Mr. Obama is expected to welcome the pope, who received a rock-star greeting as he arrived in Washington on Tuesday, complete with chants and shrieking crowds, by taking note of his unique standing in the world and his unifying presence. White House officials said the president had not mapped out any political agenda.

“This is an opportunity for two men who have so many values in common to talk about the efforts that they are taking in the respective and quite different roles to advance those shared values,” said Josh Earnest, the White House spokesman.
The pope’s visit has stirred the sometimes-jaded capital, which can be blasé or even hostile about the presence of foreign leaders and dignitaries. In fact, congressional officials are trying to tamp down enthusiasm for the pope’s address to a joint meeting of Congress on Thursday, urging their colleagues to conduct themselves with dignity — a trait not always exercised.

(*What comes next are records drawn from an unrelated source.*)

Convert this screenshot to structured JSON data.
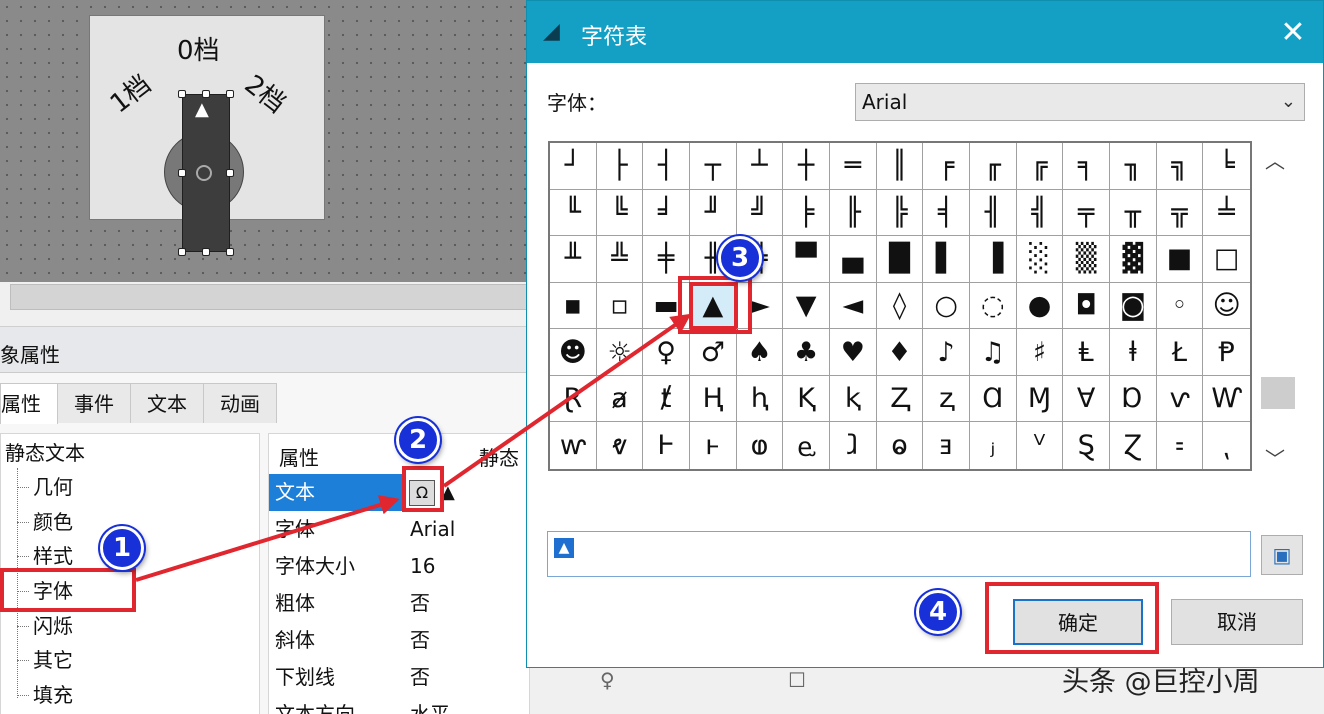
{
  "canvas": {
    "knob_labels": {
      "top": "0档",
      "left": "1档",
      "right": "2档"
    },
    "knob_arrow": "▲"
  },
  "props_panel": {
    "title": "象属性",
    "tabs": [
      {
        "label": "属性"
      },
      {
        "label": "事件"
      },
      {
        "label": "文本"
      },
      {
        "label": "动画"
      }
    ],
    "tree": {
      "root": "静态文本",
      "children": [
        "几何",
        "颜色",
        "样式",
        "字体",
        "闪烁",
        "其它",
        "填充"
      ]
    },
    "grid": {
      "col_property": "属性",
      "col_static": "静态",
      "rows": [
        {
          "name": "文本",
          "value": "▲",
          "button_icon": "Ω"
        },
        {
          "name": "字体",
          "value": "Arial"
        },
        {
          "name": "字体大小",
          "value": "16"
        },
        {
          "name": "粗体",
          "value": "否"
        },
        {
          "name": "斜体",
          "value": "否"
        },
        {
          "name": "下划线",
          "value": "否"
        },
        {
          "name": "文本方向",
          "value": "水平"
        }
      ]
    }
  },
  "dialog": {
    "title": "字符表",
    "close_glyph": "✕",
    "font_label": "字体：",
    "font_value": "Arial",
    "chars": [
      [
        "┘",
        "├",
        "┤",
        "┬",
        "┴",
        "┼",
        "═",
        "║",
        "╒",
        "╓",
        "╔",
        "╕",
        "╖",
        "╗",
        "╘"
      ],
      [
        "╙",
        "╚",
        "╛",
        "╜",
        "╝",
        "╞",
        "╟",
        "╠",
        "╡",
        "╢",
        "╣",
        "╤",
        "╥",
        "╦",
        "╧"
      ],
      [
        "╨",
        "╩",
        "╪",
        "╫",
        "╬",
        "▀",
        "▄",
        "█",
        "▌",
        "▐",
        "░",
        "▒",
        "▓",
        "■",
        "□"
      ],
      [
        "▪",
        "▫",
        "▬",
        "▲",
        "►",
        "▼",
        "◄",
        "◊",
        "○",
        "◌",
        "●",
        "◘",
        "◙",
        "◦",
        "☺"
      ],
      [
        "☻",
        "☼",
        "♀",
        "♂",
        "♠",
        "♣",
        "♥",
        "♦",
        "♪",
        "♫",
        "♯",
        "Ⱡ",
        "ⱡ",
        "Ł",
        "Ᵽ"
      ],
      [
        "Ɽ",
        "ⱥ",
        "ⱦ",
        "Ⱨ",
        "ⱨ",
        "Ⱪ",
        "ⱪ",
        "Ⱬ",
        "ⱬ",
        "Ɑ",
        "Ɱ",
        "Ɐ",
        "Ɒ",
        "ⱱ",
        "Ⱳ"
      ],
      [
        "ⱳ",
        "ⱴ",
        "Ⱶ",
        "ⱶ",
        "ⱷ",
        "ⱸ",
        "ⱹ",
        "ⱺ",
        "ⱻ",
        "ⱼ",
        "ⱽ",
        "Ȿ",
        "Ɀ",
        "⹀",
        "⹁"
      ]
    ],
    "selected_char": "▲",
    "copy_value": "▲",
    "select_button_icon": "▣",
    "ok_label": "确定",
    "cancel_label": "取消"
  },
  "annotations": {
    "markers": [
      "1",
      "2",
      "3",
      "4"
    ],
    "accent_color": "#e0262e",
    "marker_color": "#1730d8"
  },
  "watermark": "头条 @巨控小周"
}
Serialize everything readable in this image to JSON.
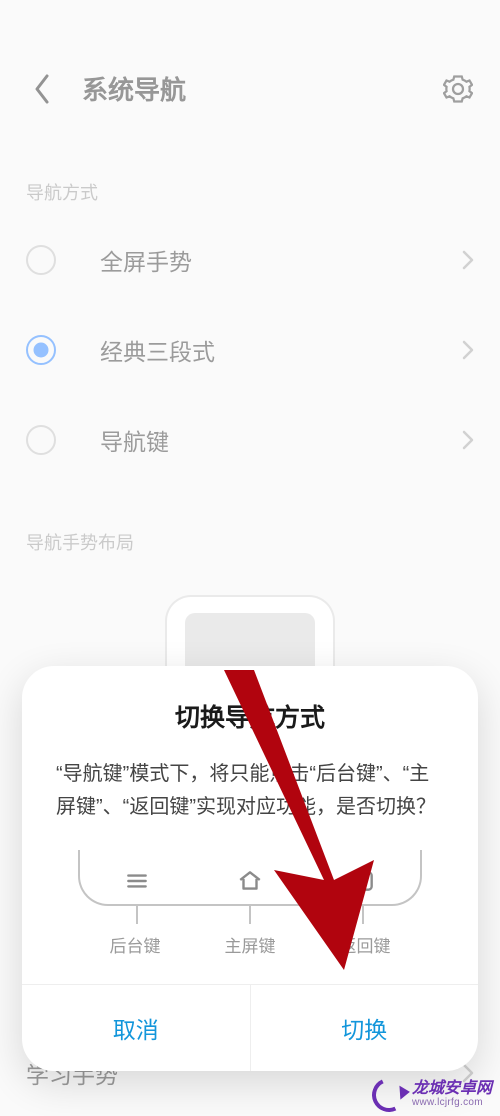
{
  "header": {
    "title": "系统导航"
  },
  "sections": {
    "navModeLabel": "导航方式",
    "layoutLabel": "导航手势布局",
    "learnRow": "学习手势"
  },
  "options": [
    {
      "label": "全屏手势",
      "selected": false
    },
    {
      "label": "经典三段式",
      "selected": true
    },
    {
      "label": "导航键",
      "selected": false
    }
  ],
  "dialog": {
    "title": "切换导航方式",
    "message": "“导航键”模式下，将只能点击“后台键”、“主屏键”、“返回键”实现对应功能，是否切换？",
    "navLabels": [
      "后台键",
      "主屏键",
      "返回键"
    ],
    "cancel": "取消",
    "confirm": "切换"
  },
  "watermark": {
    "name": "龙城安卓网",
    "url": "www.lcjrfg.com"
  }
}
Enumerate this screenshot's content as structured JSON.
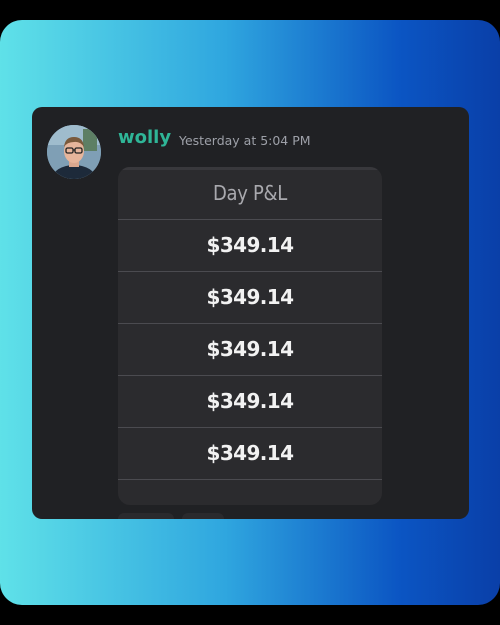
{
  "message": {
    "author": "wolly",
    "timestamp": "Yesterday at 5:04 PM",
    "author_color": "#2fb597"
  },
  "table": {
    "header": "Day P&L",
    "rows": [
      "$349.14",
      "$349.14",
      "$349.14",
      "$349.14",
      "$349.14"
    ]
  },
  "colors": {
    "background_gradient_start": "#5fe1e8",
    "background_gradient_end": "#0a3fa8",
    "card_background": "#202124"
  }
}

“We actually hope that we can show a little more decorum to the pope than we sometimes do at State of the Union addresses,” Senator Roger Wicker of Mississippi, a member of the Republican leadership, said on Tuesday. “It is our hope on this side of the aisle and the Democratic side of the aisle that we can avoid the dueling ovations, the jack-in-the-box standing for this and for that.”
“Listen to one of the most famous and most respected voices on the face of the earth with the respect and decorum that is due,” Mr. Wicker said.